Touchstone Exploration Inc (AIM:TXP, TSX:TXP, OTC:PBEGF, FRA:PNW1) reported an increase in production from its base assets in Trinidad as it continued to work towards a four-well development programme in the fourth quarter of the year.
The group carried out a US$6.66mln exploration programme during the three months ended 30 June, primarily focused on well production testing at Cascadura Deep-1 and Chinook-1, together with various preparations for first drilling at the much-anticipated Royston prospect, including seismic shooting and pipeline installation.
Royston-1, the final minimum exploration commitment well at the Ortoire block, was spudded post-period, on August 12.
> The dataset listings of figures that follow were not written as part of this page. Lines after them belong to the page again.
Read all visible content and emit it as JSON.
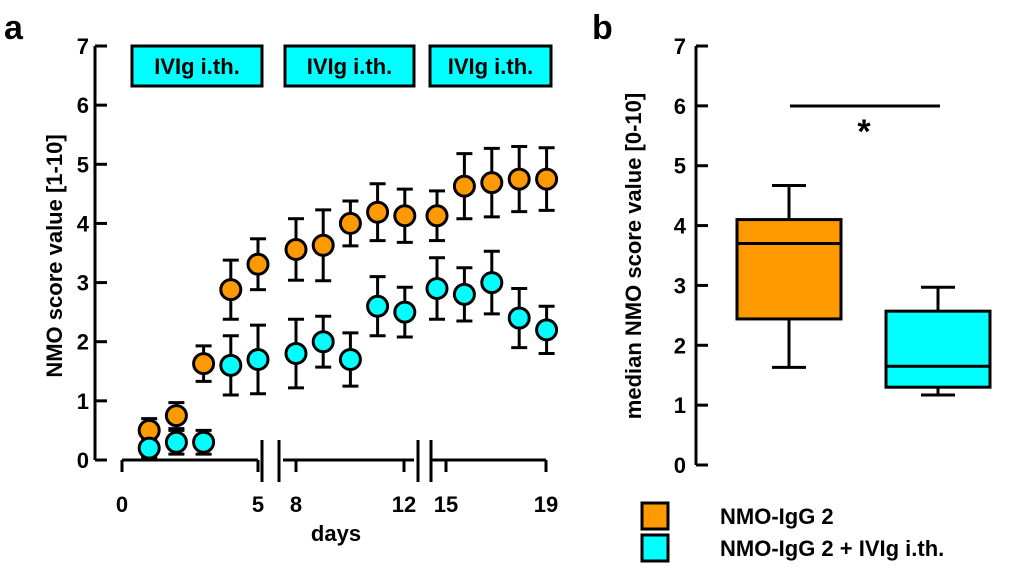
{
  "colors": {
    "orange": "#FF9900",
    "cyan": "#00FFFF",
    "black": "#000000"
  },
  "chart_data": [
    {
      "type": "scatter",
      "panel_label": "a",
      "ylabel": "NMO score value [1-10]",
      "xlabel": "days",
      "ylim": [
        0,
        7
      ],
      "yticks": [
        "0",
        "1",
        "2",
        "3",
        "4",
        "5",
        "6",
        "7"
      ],
      "segments": [
        {
          "range": [
            0,
            5
          ],
          "ticks": [
            "0",
            "5"
          ]
        },
        {
          "range": [
            7.5,
            12
          ],
          "ticks": [
            "8",
            "12"
          ]
        },
        {
          "range": [
            14.5,
            19
          ],
          "ticks": [
            "15",
            "19"
          ]
        }
      ],
      "treatment_labels": [
        "IVIg i.th.",
        "IVIg i.th.",
        "IVIg i.th."
      ],
      "series": [
        {
          "name": "NMO-IgG 2",
          "color": "#FF9900",
          "x": [
            1,
            2,
            3,
            4,
            5,
            8,
            9,
            10,
            11,
            12,
            15,
            16,
            17,
            18,
            19
          ],
          "y": [
            0.5,
            0.75,
            1.63,
            2.88,
            3.31,
            3.56,
            3.63,
            4.0,
            4.19,
            4.13,
            4.13,
            4.63,
            4.69,
            4.75,
            4.75
          ],
          "err": [
            0.2,
            0.22,
            0.3,
            0.5,
            0.43,
            0.52,
            0.6,
            0.38,
            0.48,
            0.45,
            0.42,
            0.55,
            0.58,
            0.55,
            0.53
          ]
        },
        {
          "name": "NMO-IgG 2 + IVIg i.th.",
          "color": "#00FFFF",
          "x": [
            1,
            2,
            3,
            4,
            5,
            8,
            9,
            10,
            11,
            12,
            15,
            16,
            17,
            18,
            19
          ],
          "y": [
            0.2,
            0.3,
            0.3,
            1.6,
            1.7,
            1.8,
            2.0,
            1.7,
            2.6,
            2.5,
            2.9,
            2.8,
            3.0,
            2.4,
            2.2
          ],
          "err": [
            0.15,
            0.2,
            0.2,
            0.5,
            0.58,
            0.58,
            0.43,
            0.45,
            0.5,
            0.42,
            0.52,
            0.45,
            0.53,
            0.5,
            0.4
          ]
        }
      ]
    },
    {
      "type": "box",
      "panel_label": "b",
      "ylabel": "median NMO score value [0-10]",
      "ylim": [
        0,
        7
      ],
      "yticks": [
        "0",
        "1",
        "2",
        "3",
        "4",
        "5",
        "6",
        "7"
      ],
      "significance": "*",
      "boxes": [
        {
          "name": "NMO-IgG 2",
          "color": "#FF9900",
          "min": 1.63,
          "q1": 2.44,
          "median": 3.7,
          "q3": 4.1,
          "max": 4.67
        },
        {
          "name": "NMO-IgG 2 + IVIg i.th.",
          "color": "#00FFFF",
          "min": 1.17,
          "q1": 1.3,
          "median": 1.65,
          "q3": 2.57,
          "max": 2.97
        }
      ]
    }
  ],
  "legend": [
    {
      "label": "NMO-IgG 2",
      "color": "#FF9900"
    },
    {
      "label": "NMO-IgG 2 + IVIg i.th.",
      "color": "#00FFFF"
    }
  ]
}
“The positive cashflow derived from our base assets and our strong liquidity position have allowed us to advance our exploration operations while we work towards initial natural gas production at our Coho and Cascadura discoveries,” said president and chief executive Paul Baay.
He added: “On the Ortoire block, we are progressing on all fronts including road construction, bridge repairs, well testing, seismic shooting, facilities design, pipeline installation and drilling our highly anticipated Royston prospect.”
A reduced net loss of $284,000 was reported for the quarter compared to a net loss of $2.7mln a year ago, and the quarter ended with cash of US$11.2mln in the bank, including a working capital balance of US$4.7mln and US$7.5 drawn on a term credit facility.
The principal availability period of the US$20mln term loan facility has been amended to allow Touchstone to access the outstanding US$12.5mln prior to the end of the year.
As such, Baay said: “We remain confident that our available credit facility capacity combined with anticipated funds flow from operations will be sufficient to complete our budgeted four well development programme as well as drilling Royston-1, one of a number of milestones that we forecast to achieve in the second half of 2021 as we conclude the first phase of our Ortoire exploration programme.”
Crude oil sales in the quarter averaged 1,402 barrels per day, which was up 8% on the first quarter, while realised crude oil prices averaged $59.06 per barrel, with an operating netback of $26.30 per barrel.